Motley, Roberts and I all sat in the back seat as Harney followed my schedule from one media outlet to another. And when we were a few minutes late arriving at one particular appointment, Harney was granted due respect by other drivers considering that he was driving a car from the Nevada Highway Patrol.
Members of the media loved my call telling them we were en route in a Nevada Highway Patrol car. Nobody had ever pulled off such an escort and Wallace loved the attention.
At the CBS affiliate KLAS TV-8, Harney parked behind a huge construction truck. The only problem was that the construction worker returned to the truck and threw his vehicle in reverse without realizing that he would plow into the front end of Harney’s cruiser.
Wallace emerged from his interview, looked at the damage on the front of Harney’s car and immediately said "Oh, the hell with it. Just get some bondo."
However, it was probably the end of the day that produced the classic story that should have made the pit notes at LVMS. Harney dropped off Wallace at an executive airport where the NASCAR star sponsored by Miller Lite would meet friends who were scheduled to arrive for the race.

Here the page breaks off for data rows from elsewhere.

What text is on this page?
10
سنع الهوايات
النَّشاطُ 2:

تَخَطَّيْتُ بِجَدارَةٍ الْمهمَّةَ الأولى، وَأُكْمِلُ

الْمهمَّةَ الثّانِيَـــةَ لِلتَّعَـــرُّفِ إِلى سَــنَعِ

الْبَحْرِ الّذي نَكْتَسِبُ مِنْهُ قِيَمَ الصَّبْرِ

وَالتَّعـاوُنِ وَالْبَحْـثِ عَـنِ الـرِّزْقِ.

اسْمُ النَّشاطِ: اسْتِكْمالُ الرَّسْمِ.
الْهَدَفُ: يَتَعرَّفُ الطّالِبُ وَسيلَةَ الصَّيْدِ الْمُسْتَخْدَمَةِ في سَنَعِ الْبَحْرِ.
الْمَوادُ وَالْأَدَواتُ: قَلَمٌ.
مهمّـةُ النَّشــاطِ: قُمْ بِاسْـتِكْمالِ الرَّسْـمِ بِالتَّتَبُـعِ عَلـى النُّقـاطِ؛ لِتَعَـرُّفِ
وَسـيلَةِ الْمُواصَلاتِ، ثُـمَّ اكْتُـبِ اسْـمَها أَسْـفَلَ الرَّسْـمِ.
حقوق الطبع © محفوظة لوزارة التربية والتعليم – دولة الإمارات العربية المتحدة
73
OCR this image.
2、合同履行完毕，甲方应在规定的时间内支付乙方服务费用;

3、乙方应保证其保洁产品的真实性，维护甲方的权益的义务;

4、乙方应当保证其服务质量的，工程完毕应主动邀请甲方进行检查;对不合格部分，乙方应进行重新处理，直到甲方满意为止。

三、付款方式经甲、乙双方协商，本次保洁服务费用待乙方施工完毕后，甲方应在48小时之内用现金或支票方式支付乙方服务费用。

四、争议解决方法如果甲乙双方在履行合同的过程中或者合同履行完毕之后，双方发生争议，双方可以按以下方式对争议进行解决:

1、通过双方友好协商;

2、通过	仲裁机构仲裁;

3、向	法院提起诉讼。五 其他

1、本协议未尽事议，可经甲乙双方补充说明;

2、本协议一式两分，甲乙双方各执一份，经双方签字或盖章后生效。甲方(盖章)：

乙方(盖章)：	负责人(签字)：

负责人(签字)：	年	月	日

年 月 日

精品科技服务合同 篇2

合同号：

Harney pulled out on Las Vegas Boulevard and slowed to a stop at a red light just as some lead-footed dandy flew past him while running a red light at the same time.
"Harney, you’re not going to let that guy get away with that, are you?" I asked.
In an instant, Harney flipped on the red lights and siren and we were suddenly a part of a chase on Las Vegas Boulevard. The driver of the vehicle shuddered as Harney walked up to his car.
A good 20 minutes later, Harney returned to his cruiser.
"Well, did you write the guy a stiff ticket?" I asked.
"Naw," Harney responded.. "I felt sorry for the guy because when I walked up to his car, he wet his pants."
Wallace had missed the best part of the media tour and for more than a decade, I have wondered what he would have said when Harney returned only to inform us that the offender had been turned loose for wetting his pants.
All this because someone at LVMS decided that I didn’t deserve a track car to conduct a media tour.
And besides, I discovered a rather unique way to get out of a ticket.